When Western powers see a city like Addis Ababa awash with Chinese influence, there is the knee-jerk reaction that “China has an ulterior motive,” says Benebdallah. But it’s often the case, says Taylor, that Chinese companies don’t face Western competition for construction contracts. Once Chinese firms have shipped their equipment, they may as well stay put and capitalize.
For Patey it’s not that simple. When China finances roads, railways, and hydropower dams, he says, it stipulates that Chinese construction companies build them with Chinese concrete and steel. “Africa has served as a launching pad for Chinese … companies to gain overseas experience,” he adds. “It’s where China Inc cuts its international teeth.”
A MOFA spokesperson told CNN via email that Chinese companies in Africa operate “independently” and that the Chinese government is “committed to equal negotiations,” and had no interest in “lecturing countries.”

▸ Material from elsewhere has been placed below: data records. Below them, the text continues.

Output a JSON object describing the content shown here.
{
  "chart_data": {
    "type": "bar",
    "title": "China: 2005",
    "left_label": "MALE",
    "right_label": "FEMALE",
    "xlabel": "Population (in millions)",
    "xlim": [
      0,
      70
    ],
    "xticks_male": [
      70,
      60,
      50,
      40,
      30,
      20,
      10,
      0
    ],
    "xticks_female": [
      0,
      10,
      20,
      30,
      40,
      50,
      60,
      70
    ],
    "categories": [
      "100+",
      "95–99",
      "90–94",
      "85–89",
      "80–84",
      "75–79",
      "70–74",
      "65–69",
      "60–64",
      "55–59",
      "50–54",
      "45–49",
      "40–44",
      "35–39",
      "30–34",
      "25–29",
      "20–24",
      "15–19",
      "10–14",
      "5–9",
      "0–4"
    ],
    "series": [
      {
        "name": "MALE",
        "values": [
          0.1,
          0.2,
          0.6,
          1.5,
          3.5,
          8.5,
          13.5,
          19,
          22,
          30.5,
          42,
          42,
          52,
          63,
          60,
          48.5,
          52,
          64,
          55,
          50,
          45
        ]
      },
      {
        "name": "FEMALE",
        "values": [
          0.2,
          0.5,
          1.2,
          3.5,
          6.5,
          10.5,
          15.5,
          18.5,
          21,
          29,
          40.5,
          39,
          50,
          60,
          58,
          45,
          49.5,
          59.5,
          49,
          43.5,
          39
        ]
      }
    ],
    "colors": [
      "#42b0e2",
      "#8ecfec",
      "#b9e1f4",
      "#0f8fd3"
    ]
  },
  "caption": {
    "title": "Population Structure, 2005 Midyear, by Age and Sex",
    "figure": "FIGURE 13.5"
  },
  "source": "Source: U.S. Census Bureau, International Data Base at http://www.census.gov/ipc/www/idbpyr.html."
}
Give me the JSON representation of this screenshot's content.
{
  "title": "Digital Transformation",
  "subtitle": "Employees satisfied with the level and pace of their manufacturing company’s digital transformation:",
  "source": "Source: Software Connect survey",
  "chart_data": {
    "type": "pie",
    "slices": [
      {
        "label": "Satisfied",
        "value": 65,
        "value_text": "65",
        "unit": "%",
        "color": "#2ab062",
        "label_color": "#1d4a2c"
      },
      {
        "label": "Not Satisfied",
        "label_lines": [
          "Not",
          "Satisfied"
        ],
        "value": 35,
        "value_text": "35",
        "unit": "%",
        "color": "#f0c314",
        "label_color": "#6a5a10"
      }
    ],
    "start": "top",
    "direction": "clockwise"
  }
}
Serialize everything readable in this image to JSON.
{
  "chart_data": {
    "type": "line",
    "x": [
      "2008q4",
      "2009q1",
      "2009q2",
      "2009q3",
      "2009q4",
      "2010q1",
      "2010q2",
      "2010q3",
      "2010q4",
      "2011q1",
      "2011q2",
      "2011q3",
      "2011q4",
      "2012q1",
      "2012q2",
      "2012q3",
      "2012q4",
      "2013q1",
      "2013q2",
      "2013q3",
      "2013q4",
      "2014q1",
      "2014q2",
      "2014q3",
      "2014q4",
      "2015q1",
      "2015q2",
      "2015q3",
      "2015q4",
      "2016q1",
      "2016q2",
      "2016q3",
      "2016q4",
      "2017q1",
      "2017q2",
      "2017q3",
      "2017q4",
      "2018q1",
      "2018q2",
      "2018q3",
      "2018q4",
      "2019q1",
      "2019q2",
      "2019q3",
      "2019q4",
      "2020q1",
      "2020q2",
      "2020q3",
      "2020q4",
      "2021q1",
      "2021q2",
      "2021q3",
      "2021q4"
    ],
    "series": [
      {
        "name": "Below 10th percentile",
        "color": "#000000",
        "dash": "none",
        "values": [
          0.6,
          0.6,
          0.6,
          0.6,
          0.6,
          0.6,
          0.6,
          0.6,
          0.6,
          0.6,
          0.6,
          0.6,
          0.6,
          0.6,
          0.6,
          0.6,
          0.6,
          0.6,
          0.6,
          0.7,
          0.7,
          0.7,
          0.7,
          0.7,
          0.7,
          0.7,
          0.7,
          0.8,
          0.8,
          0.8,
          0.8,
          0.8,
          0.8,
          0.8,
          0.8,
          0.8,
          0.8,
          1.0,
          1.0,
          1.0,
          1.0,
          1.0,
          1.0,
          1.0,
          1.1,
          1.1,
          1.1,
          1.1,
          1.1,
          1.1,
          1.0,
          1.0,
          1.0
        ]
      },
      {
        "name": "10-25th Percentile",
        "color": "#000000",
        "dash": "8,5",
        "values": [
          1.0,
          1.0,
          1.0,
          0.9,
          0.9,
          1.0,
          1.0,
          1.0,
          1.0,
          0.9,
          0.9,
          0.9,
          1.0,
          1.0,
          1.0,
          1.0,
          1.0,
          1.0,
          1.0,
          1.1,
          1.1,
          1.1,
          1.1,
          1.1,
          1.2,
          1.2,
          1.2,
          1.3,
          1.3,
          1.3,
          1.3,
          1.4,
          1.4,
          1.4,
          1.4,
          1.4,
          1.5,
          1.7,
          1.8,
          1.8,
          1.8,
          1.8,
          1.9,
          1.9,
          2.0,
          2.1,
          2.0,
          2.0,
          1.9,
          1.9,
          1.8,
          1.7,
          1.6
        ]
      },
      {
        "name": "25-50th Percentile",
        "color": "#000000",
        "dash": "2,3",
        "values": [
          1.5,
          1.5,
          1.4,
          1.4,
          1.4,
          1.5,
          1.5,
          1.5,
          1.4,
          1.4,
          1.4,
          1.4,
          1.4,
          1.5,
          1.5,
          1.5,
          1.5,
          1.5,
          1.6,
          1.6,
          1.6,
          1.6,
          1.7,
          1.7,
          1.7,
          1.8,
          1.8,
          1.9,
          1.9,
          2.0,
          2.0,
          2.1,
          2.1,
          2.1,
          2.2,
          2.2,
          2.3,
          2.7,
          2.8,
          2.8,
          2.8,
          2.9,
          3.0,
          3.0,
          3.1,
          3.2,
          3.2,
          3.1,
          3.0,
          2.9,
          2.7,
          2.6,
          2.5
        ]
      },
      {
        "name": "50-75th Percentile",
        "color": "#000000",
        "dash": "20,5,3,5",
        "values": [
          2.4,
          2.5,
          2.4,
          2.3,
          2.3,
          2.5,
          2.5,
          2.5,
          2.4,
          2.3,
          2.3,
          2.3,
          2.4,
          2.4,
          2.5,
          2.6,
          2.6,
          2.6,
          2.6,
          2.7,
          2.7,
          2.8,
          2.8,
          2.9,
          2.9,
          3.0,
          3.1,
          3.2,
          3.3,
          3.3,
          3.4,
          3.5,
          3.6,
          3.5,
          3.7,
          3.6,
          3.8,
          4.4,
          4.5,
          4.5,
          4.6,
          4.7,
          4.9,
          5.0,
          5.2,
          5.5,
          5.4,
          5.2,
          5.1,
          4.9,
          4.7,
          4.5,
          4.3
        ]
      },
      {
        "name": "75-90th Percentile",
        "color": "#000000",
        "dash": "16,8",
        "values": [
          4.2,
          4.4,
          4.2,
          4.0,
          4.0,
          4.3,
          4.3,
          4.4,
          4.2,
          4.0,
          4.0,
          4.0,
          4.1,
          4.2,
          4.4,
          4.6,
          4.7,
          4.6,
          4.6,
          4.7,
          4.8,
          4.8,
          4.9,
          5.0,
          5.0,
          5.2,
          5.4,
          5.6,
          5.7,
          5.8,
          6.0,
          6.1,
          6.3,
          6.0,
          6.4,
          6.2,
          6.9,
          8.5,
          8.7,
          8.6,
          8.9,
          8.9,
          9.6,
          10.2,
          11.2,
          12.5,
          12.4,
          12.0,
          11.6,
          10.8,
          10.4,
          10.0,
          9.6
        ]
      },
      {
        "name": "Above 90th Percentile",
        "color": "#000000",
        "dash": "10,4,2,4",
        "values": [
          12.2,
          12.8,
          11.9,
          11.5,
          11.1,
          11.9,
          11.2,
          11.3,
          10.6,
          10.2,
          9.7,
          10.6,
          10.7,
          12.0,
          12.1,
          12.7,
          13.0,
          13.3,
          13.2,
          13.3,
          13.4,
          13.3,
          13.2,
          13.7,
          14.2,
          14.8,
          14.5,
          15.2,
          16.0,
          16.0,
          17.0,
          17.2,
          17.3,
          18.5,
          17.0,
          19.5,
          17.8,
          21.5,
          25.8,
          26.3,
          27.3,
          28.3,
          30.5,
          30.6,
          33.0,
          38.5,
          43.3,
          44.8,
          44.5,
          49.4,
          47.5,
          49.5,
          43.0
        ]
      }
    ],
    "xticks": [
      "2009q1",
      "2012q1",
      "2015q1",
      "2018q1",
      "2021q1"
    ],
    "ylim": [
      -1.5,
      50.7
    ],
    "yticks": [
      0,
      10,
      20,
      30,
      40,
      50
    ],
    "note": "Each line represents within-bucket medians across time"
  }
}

On a Friday afternoon at Poli Lotus, Theodros Amdeberhan’s teenage son plays FIFA on the wide-screen TV, while the maid roasts coffee and a picture of the Eiffel Tower hangs over the sofa in their Chinese-built apartment.
When asked how he feels about the Chinese molding Addis Ababa in their country’s own image, Amdeberhan says: “I once went to China and noticed that they have this way of building city centers that can incorporate all the needs of the people.” With the higgledy piggledy chaos of unplanned Addis just beyond his window, he says it’s an appealing concept.